Эн. Эл. помнит не только фотокомнату, но еще так называемую «комнату для съемок», в которой почти всю стену занимало окно, состоящее из маленьких квадратных стекол, чтобы было больше света. В ней находились два декоративных задника. На одном из них был нарисован пейзаж с чудесными стройными березами. Перед березами ставили круглый коричневый столик с резьбой, покрывали его кружевной скатертью и на нее клали песенник. А уж на нем лежала рука крестьянской девушки, и взгляд ее был устремлен вдаль. Карточки, имевшиеся почти в каждой семье, получались прекрасные; можно было представить, как шумят березки. Руки у девушек были толстопалые, знакомые с нелегким крестьянским трудом, не самым лучшим образом чувствовавшие себя в состоянии покоя. Лица получались оторопевшие от испуга, глаза неестественно выпученные, словно девушки страдали базедовой болезнью. По большей части об очаровании не могло быть и речи, наверное, из-за длительной выдержки, ведь приходилось сидеть неподвижно. (Мальчик тоже боялся неподвижности — то ему хотелось чихнуть, то почесаться. Один групповой снимок пришлось из-за него выбросить, дедушка его отругал — он никому не давал спуску. После этого случая мальчик еще больше боялся фотографироваться.)

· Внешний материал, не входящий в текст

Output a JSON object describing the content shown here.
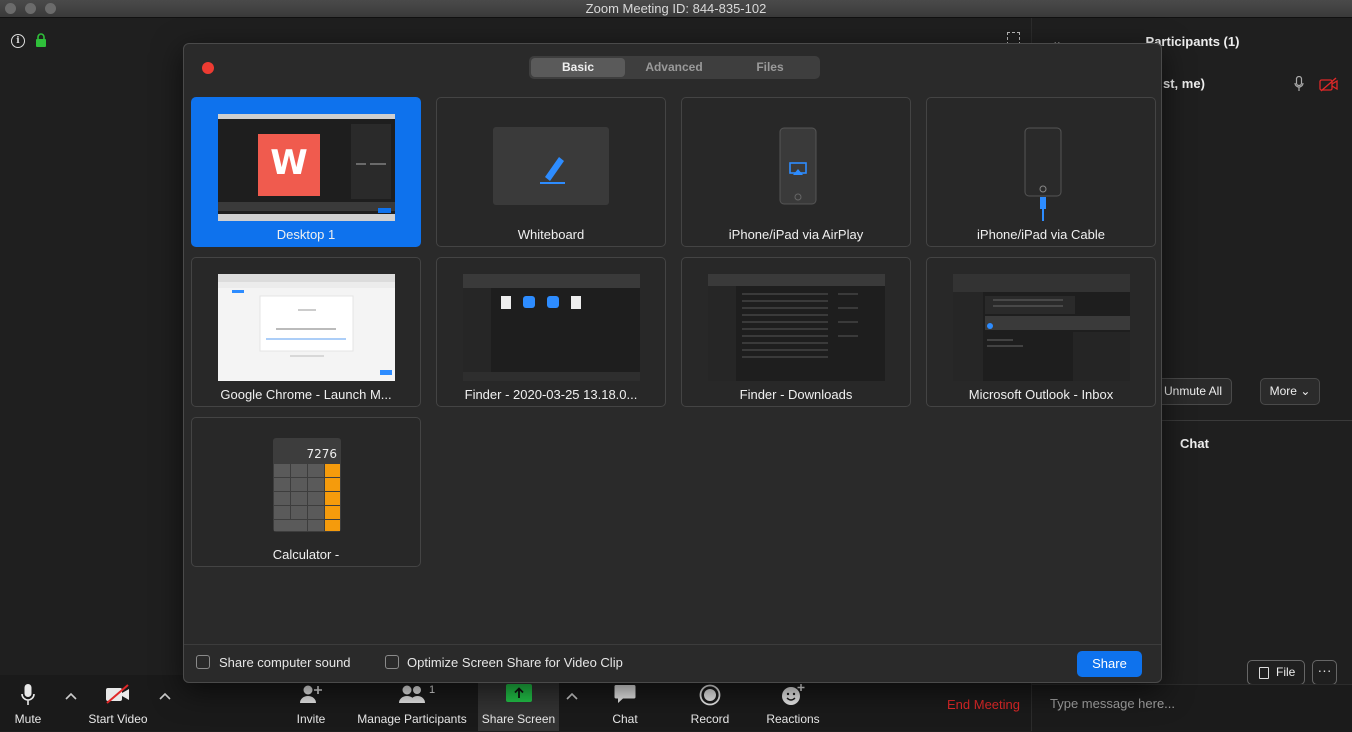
{
  "window": {
    "title": "Zoom Meeting ID: 844-835-102"
  },
  "participants_panel": {
    "title": "Participants (1)",
    "participant_name": "st, me)",
    "unmute_all": "Unmute All",
    "more": "More",
    "chat_title": "Chat",
    "file_button": "File",
    "more_dots": "···",
    "message_placeholder": "Type message here..."
  },
  "share_dialog": {
    "tabs": [
      "Basic",
      "Advanced",
      "Files"
    ],
    "selected_tab": "Basic",
    "tiles": [
      {
        "label": "Desktop 1",
        "selected": true
      },
      {
        "label": "Whiteboard"
      },
      {
        "label": "iPhone/iPad via AirPlay"
      },
      {
        "label": "iPhone/iPad via Cable"
      },
      {
        "label": "Google Chrome - Launch M..."
      },
      {
        "label": "Finder - 2020-03-25 13.18.0..."
      },
      {
        "label": "Finder - Downloads"
      },
      {
        "label": "Microsoft Outlook - Inbox"
      },
      {
        "label": "Calculator -"
      }
    ],
    "calculator_display": "7276",
    "share_sound_label": "Share computer sound",
    "optimize_label": "Optimize Screen Share for Video Clip",
    "share_button": "Share"
  },
  "toolbar": {
    "mute": "Mute",
    "start_video": "Start Video",
    "invite": "Invite",
    "manage_participants": "Manage Participants",
    "participant_count": "1",
    "share_screen": "Share Screen",
    "chat": "Chat",
    "record": "Record",
    "reactions": "Reactions",
    "end_meeting": "End Meeting"
  },
  "colors": {
    "accent": "#0e72ed",
    "end_meeting": "#e02828",
    "share_green": "#22c348",
    "close_red": "#ed3b32"
  }
}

Но пуще всего мальчику нравился сам процесс печатания карточек.

— Если ты хочешь посмотреть, то сходи прежде во двор по нужде, я тебя так скоро отсюда не выпущу, — говорил дедушка и ему не приходилось повторять это дважды. Между прочим, дедушке, кажется, нравилось, что мальчик наблюдает за проявлением-закреплением, интересуется делом.

Да уж, в фотокомнате вершился мистический, языческий, а может быть, божественный ритуал. Прежде всего закрывали ставни, свет давал один лишь красный фонарь, в котором горела лампа. Этот красный свет был и замечательный и жуткий. Словно бы в нем заключалось нечто запретное. Вот дедушка нежно берет своими заскорузлыми от кузнечной и столярной работы пальцами стеклянную пластинку и погружает в ванночку так, чтобы раствор сразу ее покрыл. Молочно-белая пластинка начинает тускнеть, обозначаются смутные контуры, по которым еще никак не поймешь, что же должно появиться. В этом есть что-то от ворожбы. Время от времени дедушка достает пластинку из проявителя, разглядывает ее и его глаз многозначительно сверкает за очками. Он бормочет «мхмм» и снова погружает пластинку в раствор, а ванночку периодически покачивает, чтобы свежий слой раствора мог продолжить свое таинственное действо. И впрямь таинственное, ибо на пластинке волшебным образом возникает мир с обратным знаком — черное становится белым и наоборот. (Когда Эн. Эл. слышит теперь слово «антимир», ему тут же приходит на память работа в темной комнате.) Это своеобразное, чуточку религиозного свойства вывертывание шиворот-навыворот, наблюдая за которым, так и тянет перефразировать рокочущий голос священника: «кто был белым, тот станет черным…»

Но еще интереснее и быстрее делать сами карточки. («Сегодня нам предстоит позитивный процесс!» — торжественно объявляет мальчик бабушке. Словно язык не поворачивается сказать просто: сегодня мы будем печатать карточки.) Белый лист мистически тускнеет, и ты еще не можешь угадать, какая нечисть притаилась на дне ванночки и вот-вот зыркнет на тебя оттуда. Почему-то ему не удается точно определить момент, когда ничто превратится в нечто, хотя бы в Тоомаса с хутора Пеэтриаду. А иногда появляется совсем не то, чего ты ждал: сквозь мерцающее зеркало раствора на тебя смотрит худой, кожа да кости, и иронически улыбающийся покойник. Ты вздрагиваешь. И некое необъяснимое чувство овладевает тобой: будто ты знаешь, что в тот миг, когда на бумаге проступят знакомые черты, в черном ящике под свежим могильным холмиком позади церкви должно произойти какое-то внезапное, скрытое ото всех движение. Мальчик буквально ощущал, что между человеком и его карточкой должна существовать своеобразная связь. И когда он много лет спустя прочитает, что магометане даже рисовать человека не разрешают, то нисколько не удивится этому.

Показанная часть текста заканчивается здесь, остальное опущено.